Providing Open Architecture High Availability Solutions
Providing Open Architecture High Availability Solutions
65
System Log. Event information, exception conditions, state changes and context information
should be reported to and recorded in a structured event log, such as a system log.
6.6.4 Approach
State changes (whether generated by faults or not) of hardware and software resources within the
defined system model may signify increased or diminished capabilities, and should generate
immediate autonomous notification messages.
Detection of a fault should generate an immediate autonomous notification message. Depending
upon the type and severity, the message could range from an entry in the system log, a report on the
system console, or as a alarm to the middleware layer or to one or more of the management
interfaces (Section 5.5).
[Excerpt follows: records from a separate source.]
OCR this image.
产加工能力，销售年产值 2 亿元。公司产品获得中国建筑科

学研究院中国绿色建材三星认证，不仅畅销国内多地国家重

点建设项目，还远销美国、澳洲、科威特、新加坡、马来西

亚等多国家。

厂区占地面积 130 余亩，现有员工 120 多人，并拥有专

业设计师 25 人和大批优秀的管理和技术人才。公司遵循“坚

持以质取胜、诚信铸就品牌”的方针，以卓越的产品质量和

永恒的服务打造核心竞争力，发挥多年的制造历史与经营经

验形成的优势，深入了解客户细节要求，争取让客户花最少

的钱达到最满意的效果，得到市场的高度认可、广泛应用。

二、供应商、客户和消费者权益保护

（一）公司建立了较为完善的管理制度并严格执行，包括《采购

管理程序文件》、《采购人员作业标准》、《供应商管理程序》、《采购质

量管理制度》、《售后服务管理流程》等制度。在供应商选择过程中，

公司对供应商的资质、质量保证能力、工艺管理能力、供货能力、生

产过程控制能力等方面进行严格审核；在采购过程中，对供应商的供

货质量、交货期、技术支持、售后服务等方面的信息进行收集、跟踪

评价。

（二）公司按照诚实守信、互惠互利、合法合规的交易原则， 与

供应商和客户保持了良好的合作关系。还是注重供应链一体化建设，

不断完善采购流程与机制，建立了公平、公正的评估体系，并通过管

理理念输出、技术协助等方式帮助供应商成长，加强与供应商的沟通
As described in this section, the notification message may be delivered as
a best-efforts one-way communication, or as a two-way acknowledged, persistent, or periodic
communication. Likewise, any unresolved fault that straddles more than one layer of the system
should be reported both in-line to related component and out-of-band to appropriate management
interfaces, based upon its type and severity.
After a fault has been detected and reported, the middleware and other management functions may
use component interfaces in a directed manner to invoke the fault management process. This is
typically used to sequence the fault management process, and to isolate propagation of the fault.
In general, system components with a notification capability should retain this fault, status,
performance and state information until: a) cleared by a directed command or by an
acknowledgement; b) capacity is exceeded (may be none, indicating no capacity, or may be some
form of wrap-around register/buffer); c) notification that system fault has been repaired. This
concept could apply to a communications controller chip, a driver with state and error registers, a
protocol stack, kernel, system log, or application.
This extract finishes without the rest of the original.